Evolution of the Kidney. Disclosure 10

The elimination of water, minerals and traces of the metabolism are such primitive functions as nutrition or reproduction.
In unicellular animals, we cannot find specific organelle destined to this excretory function, while in organisms more complex, they have needed to develop systems to expel residues outside by keeping inside those essential substances to keep stable the internal environment as well as the basic functions of the organism.
In both systems we can find the first mechanism in common: Osmoregulation.
The fresh water protozoa have contractile vacuole which pumps permanently the excess of water that penetrate into the cell via osmosis.
The elimination of residues is done for the surface of the body through the vacuole, whose function is expelling the absorbed water of a hypotonic medium. For this reason we can find protozoa in fresh water but not in salt water as they have an anal pore which excretes nitrogen residues such as ammonia and urea.
Among the protozoa we can underline the Choanoflagellate which are formed by a cell with some small villi called choanocyte, responsible of filtering food and excreting the residues. This is the first step of cellular differentiation intended, in the future, to form a specialized excreting organ.
In sponges (one of the oldest animals with more than 650 million years old) can be observed many orifices from water penetrate with food particles to the atrial cavity, which is formed by choanocytes that absorb the food, and eliminate the water for an orifice called oculus. We could find there the first group of specialized cells although we cannot consider them yet as an organ.
From this point on, it is produced an important methabolic differentiation linked to the metabolic path whose metabolites are toxic. One group of animals excretes uric acid (mentioned uricotelic), and the other evolutionary line excretes urea (ureotelic) producing a differentiation of specialised mechanisms.
The uricotelic are those animals which excrete uric acid as the main nitrogenised catabolite (they excrete the excess of nitrogen as uric acid). As uricotelic we can mention gastropod molluscs, insects, all reptiles (except chelonian) and birds.

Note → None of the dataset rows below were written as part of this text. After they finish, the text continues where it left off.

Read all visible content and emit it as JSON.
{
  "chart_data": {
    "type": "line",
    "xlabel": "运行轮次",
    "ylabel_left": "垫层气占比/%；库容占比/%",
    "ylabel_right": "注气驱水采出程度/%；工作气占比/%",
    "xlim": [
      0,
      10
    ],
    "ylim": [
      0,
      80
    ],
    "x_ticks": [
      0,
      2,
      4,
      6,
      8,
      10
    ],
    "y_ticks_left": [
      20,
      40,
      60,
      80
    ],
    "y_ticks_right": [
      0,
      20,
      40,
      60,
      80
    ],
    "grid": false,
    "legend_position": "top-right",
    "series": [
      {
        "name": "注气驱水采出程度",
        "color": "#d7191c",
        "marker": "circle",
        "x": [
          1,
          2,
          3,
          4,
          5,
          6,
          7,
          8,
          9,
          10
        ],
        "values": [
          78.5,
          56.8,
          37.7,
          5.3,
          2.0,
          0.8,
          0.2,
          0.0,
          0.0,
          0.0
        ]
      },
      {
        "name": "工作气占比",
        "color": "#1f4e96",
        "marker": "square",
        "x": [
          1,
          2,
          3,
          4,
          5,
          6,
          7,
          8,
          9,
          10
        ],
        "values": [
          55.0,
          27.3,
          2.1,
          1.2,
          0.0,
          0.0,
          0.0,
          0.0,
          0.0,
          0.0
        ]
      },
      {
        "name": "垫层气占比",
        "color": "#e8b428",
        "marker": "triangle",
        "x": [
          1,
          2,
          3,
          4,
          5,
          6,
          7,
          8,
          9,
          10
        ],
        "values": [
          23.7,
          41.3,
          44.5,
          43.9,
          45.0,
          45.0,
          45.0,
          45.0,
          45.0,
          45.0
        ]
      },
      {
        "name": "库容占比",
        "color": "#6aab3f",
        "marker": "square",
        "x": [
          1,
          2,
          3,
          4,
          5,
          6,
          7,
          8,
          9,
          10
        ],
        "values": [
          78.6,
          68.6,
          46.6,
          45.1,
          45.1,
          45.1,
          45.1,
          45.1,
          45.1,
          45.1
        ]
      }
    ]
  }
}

The ureotelic are those animals that excrete urea as main nitrogenised catabolite (they excrete the excess of nitrogen as urea. As ureotelic we can mention elasmobranchii fish, amphibious, chelonian reptiles and all the mammals.
Cnidarians (jelly fishes and anemone) are uricotelic animals that present a kind of excretor organ where they release uric acid, creatinine, xanthine and guanidine. Its capacity to eliminate salts and toxics is reduced they only develop in areas where the quality of the water has tolerable limits for them.
50 years ago (Cambrian) appeared the first beings with lateral symmetry. From them, primitive plathyhelminthes are surviving as they do not have a developed nephritic system.
Other plathyhelminthes which appeared later (maybe evolved of some primitive insects explained by its parasite character) have a protonephridial system with protonephridial tubule and bulbs. Some species have very large cells (astrocytes) which wrap the protonephridial tubule and fix the colourings, principle that makes suggest that its excreting function has been done at the level of walls of protonephridial and astrocytes.
Nematodes expel its nitrogenised wastes as ammonium ions, which are spreaded through the body wall with excreting structures linked to a system of excreting channels.
In the class Adephorea which includes marine and fresh water can be found a excretor cell in the ventral face and in the class secernentea that includes terrestrial nematodes. This cell concludes in a pseudocoelom (body cavity not proceeding from gastrulation) which finally flows to the outside through a pore.
These structures can be considered beside the kidney, ureters and bladder as the most primitive structures in terrestrial animals (gastrotrichia).
Molluscs have excretor organs, called kidneys composed by tubule metanephridia which connects the pericardial cavity (renopericardial tube) and nephridiopore that flows to the outside through excretor pores.
Here we find a new element as the sanguineous system connects with the kidney so that the filtration of the blood becomes the mechanism of purification of the internal environment.
In insects, the apparatus of excretion is sophisticated at the same time than animal metabolism with nitrogenised wastes resulting from the processing of proteins, the regulation of the composition and concentration of ions from hemolymph, as well as the degree of hydration of tissues. In insects they work or can work as excretor organs the Malpighian tubule system, nephrocytes, several parts of the digestive tubule, specialized cells of the adipose tissue and eventually some other organs less common.
The next step is amphioxus (Branchiostma lanceolatum) which is considered an evolutionary step from invertebrates to vertebrates. Its excretor system shows an evolution regarding the insects and this would prove the mentioned differentiation between ureotelics (fish, amphibious, chelonian and mammals) and uricotelics (molluscs, insects, reptiles and birds) so that the kidney of ureotelics evolved in the line of amphioxus despite of having carried out previously some assays in the line of uricotelics.